VA loans offer a host of significant benefits.
This historic benefit program helps open the doors of homeownership to veterans and service members who might otherwise struggle to secure home financing. About 40 percent of VA purchase loans went to first-time homebuyers last year alone.
This is a loan program that can save qualified borrowers thousands of dollars, both in terms of upfront costs as well as over the life of their loans. Let’s take a closer look at three key ways.
$0 Down Payment
Of all the benefits of VA home loans, this remains the most noteworthy – and most powerful. This is the largest $0 down loan program on the market, and it’s helped millions of service members and veterans achieve the dream of homeownership since 1944.

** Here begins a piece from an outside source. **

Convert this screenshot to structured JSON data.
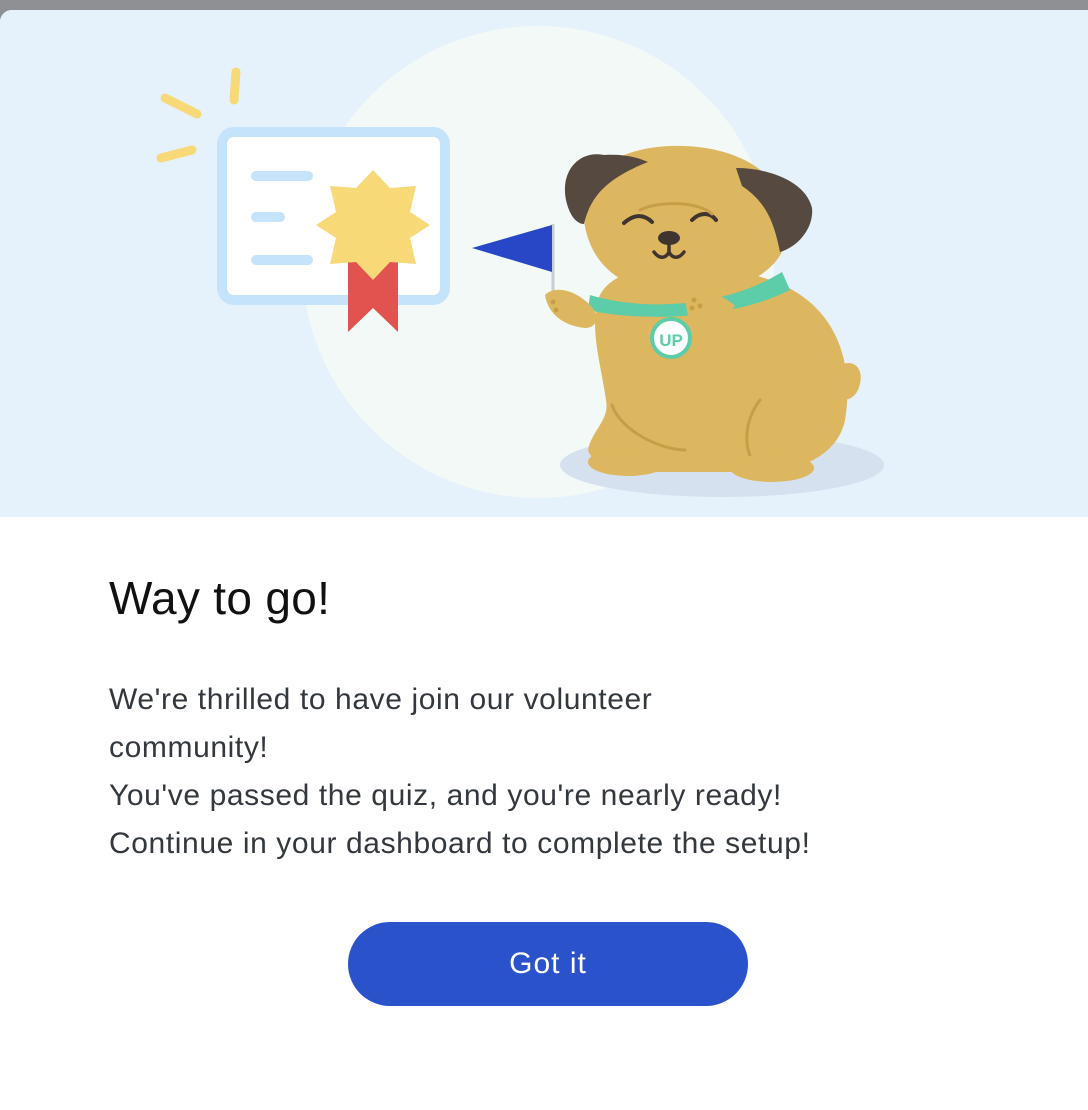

Not having to make a down payment is an incredible benefit for homebuyers, especially first timers. About 85 percent of VA borrowers last year secured a loan without having to make a down payment.
For some context, conventional loans typically require at least 5 percent down. The minimum down payment for FHA loans is 3.5 percent.
The average VA loan last year was about $235,000. Given that loan amount, VA borrowers would need a down payment of nearly $12,000 for a conventional loan and about $8,200 for FHA financing.
That’s a huge chunk of change that can take consumers years to save. But it’s not a cost that VA homebuyers have to worry about.
No Mortgage Insurance Even if you can handle a 5 percent or 3.5 percent down payment, both conventional and FHA borrowers would be stuck paying for mortgage insurance unless they could put down 20 percent of the purchase price.
That could add anywhere from $50 to $200 or more to your mortgage payment each month. Conventional borrowers can usually stop paying mortgage insurance once they establish about 20 percent equity in the home. But FHA buyers now pay this extra cost for their entire mortgage term.
There’s no mortgage insurance on a VA loan.
Lower Interest Rates It’s a common misnomer that VA mortgage rates are always higher than conventional rates. Actually, interest rates on government-backed mortgages generally tend to be lower on average than on conventional loans.
Getting a lower interest rate can save a lot of money when you’re talking about a 30-year loan. On a 30-year fixed-rate $250,000 mortgage, a note rate of 5 percent means a principal and interest payment of $1,342 each month.
Drop the rate to 4.25 percent, and the monthly principal and interest payment falls more than $110.
Interest rates can vary depending on the lender, the borrower’s financial and credit profile and other factors. But this general trend is just one more way VA loans make a tremendous difference for those who serve our country.